I have decided that I will approach classroom teaching the same way I approach an experiment. Like a scientist. I will change a variable every time and see what happens. Next time, I will ask the group of students to stop talking. Maybe the time after, I will ask the student in the back row if we could plug in his laptop so we can all watch the movie. Or maybe I will think of something really brilliant, and they will all pay attention for two hours straight even though it is almost five o' clock in the afternoon and then they will spread the word and I will get 100% attendance from hence on.

I guess a girl can dream.

Why there are days when I feel like president Obama

So this is it. I never thought I'd say this, but I miss the bench. I've been managing my own tiny little but ever so expanding lab for seven months (heavens, has it really been more than half a year already?) and it's come to the point where I already do not know how to program the latest PCR machine. Or the latest gossip. I used to be the one in the lab you would go to if you needed to know anything. As a postdoc, the lab had no secrets from me.
Now, I am out of the loop. Hungry for other people's data. It's not that I want them to work harder and produce more. But let's face it. That Western blot? That PCR gel? That's all the real science I am going to see in a day. The rest of the day is spent... doing what, exactly?

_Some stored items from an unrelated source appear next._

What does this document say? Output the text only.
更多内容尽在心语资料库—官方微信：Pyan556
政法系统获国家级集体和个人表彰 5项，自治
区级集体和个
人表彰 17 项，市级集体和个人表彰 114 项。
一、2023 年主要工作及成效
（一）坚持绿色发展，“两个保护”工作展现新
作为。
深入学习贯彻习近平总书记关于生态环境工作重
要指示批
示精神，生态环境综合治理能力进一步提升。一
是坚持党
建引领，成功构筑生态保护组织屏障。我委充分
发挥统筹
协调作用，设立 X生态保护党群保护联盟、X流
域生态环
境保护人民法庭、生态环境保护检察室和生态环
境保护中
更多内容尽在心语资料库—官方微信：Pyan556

On a typical day I find myself on the phone (I used to dread making phone calls, boy, did I get over that pet peeve quickly) to fix all sorts of shit. Equipment that is not delivered on time. Equipment of which half the boxes gets delivered. Equipment that breaks down after a week of use. Computers that take six weeks to arrive (six weeks! it's enough to make you pull out all of your hair and then some). How is that even possible in this day and age? Purchasing departments that pretend to think with you, but which sometimes give of the impression they are thinking for you and than forget the thinking part while they are at it. Orders that are placed, but that then disappear into thin air. It's a never-ending struggle to just get things running smoothly. There are days where I've been really busy, only to go home at 9 pm to find that I have done nothing, apart from talking, calling and e-mailing about crap.

This must be what the president of the United States must feel like. You can come in with all sorts of ambitious goals and lofty ideas. You can make all sorts of promises on the campaign trail. When it comes down to it, you have to work within the budget and without getting into fights with other parties. In the end, your political agenda is controlled by outside forces and whatever te different agencies put on your plate.
Luckily however, I have come to the realisation that this is it. I am the wrinkle remover. I am responsible for making things in the lab run smoothly, if not for me, than for everybody working in the lab to produce those Western blots and PCR images I so yearn for to look at. I am solving problems, such that others can work without encountering them. I am the troubleshooter. Too bad that there isn't more time in a day to actually troubleshoot science, instead of the smudgy layers of 'processes' that seem to stand in the way of my lab advancing scientific knowledge. I have the feeling I'd better get used to this.